We then got an unsolicited invoice from Sage for a 12 month SageCover support contract, which we didn't want. We told them that, and received a letter saying they were sorry we had cancelled our SageCover (not true, by the way, we had never wanted it to begin with) and asking us to reconsider. In any case, it would appear that they had acknowledged our desire not to pay them for SageCover.
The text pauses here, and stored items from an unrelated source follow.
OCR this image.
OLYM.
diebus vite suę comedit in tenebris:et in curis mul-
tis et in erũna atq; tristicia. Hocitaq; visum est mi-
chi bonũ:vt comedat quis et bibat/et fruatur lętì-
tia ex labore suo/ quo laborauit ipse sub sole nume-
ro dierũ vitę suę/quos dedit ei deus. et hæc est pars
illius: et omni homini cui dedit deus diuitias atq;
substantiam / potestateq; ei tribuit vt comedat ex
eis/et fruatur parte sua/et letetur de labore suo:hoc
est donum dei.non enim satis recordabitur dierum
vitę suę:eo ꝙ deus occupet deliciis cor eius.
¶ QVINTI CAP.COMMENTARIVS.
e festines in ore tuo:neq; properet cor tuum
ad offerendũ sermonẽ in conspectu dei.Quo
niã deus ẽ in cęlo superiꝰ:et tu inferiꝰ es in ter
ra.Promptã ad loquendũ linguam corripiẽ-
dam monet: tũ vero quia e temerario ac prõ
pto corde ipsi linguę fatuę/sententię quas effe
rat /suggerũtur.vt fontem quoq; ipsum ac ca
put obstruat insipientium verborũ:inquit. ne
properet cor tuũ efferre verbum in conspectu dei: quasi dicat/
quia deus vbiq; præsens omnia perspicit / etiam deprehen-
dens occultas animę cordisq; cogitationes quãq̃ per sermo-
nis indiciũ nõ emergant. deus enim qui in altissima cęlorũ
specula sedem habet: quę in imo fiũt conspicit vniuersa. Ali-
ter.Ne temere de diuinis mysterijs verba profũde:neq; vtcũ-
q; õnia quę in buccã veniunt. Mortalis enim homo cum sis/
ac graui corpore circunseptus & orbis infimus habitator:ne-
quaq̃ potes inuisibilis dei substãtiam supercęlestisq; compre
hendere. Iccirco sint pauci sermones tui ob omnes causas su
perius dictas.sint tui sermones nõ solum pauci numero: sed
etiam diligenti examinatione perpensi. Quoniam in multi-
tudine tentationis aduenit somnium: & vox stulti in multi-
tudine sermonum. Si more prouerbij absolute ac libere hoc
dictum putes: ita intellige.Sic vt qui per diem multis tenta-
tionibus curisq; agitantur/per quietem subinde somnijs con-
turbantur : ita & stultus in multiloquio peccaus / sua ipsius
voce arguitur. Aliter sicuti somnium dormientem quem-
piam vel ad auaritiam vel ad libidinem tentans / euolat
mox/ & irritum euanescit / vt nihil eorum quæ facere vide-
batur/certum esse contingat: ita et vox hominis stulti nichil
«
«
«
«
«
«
Fine, not a problem.
To my surprise, 14 months on (not 12 months, note) we've received a new invoice for 12 months SageCover until September 2011. Obviously we're not going to pay it - though we still have the hassle of telling them to cancel it - but I imagine plenty of businesses would. It's the equivalent of the bogus data protection, domain name or web directory invoices that are sent out by unscrupulous businesses to companies in the hope of payment being received out of inattention or confusion.
Rather than unticking the box on their database saying "customer has SageCover" (which should never have been ticked in the first place), instead they seem to have ticked a box saying "customer doesn't want SageCover, but in 14 months let's try sending them another unsolicited invoice for £40 + VAT on the offchance that they pay it by mistake. Don't send it in 12 months, that would be idiotic, they'll be expecting it then. Send it in 14 months, they'll have dropped their guard. It's worth a go".
It's an odd sort of way for a reputable (which they generally are, whatever the Sage-haters say), listed company to conduct its business. Are they really that desperate for revenue that they'll just send out speculative invoices on the hope that some will be paid?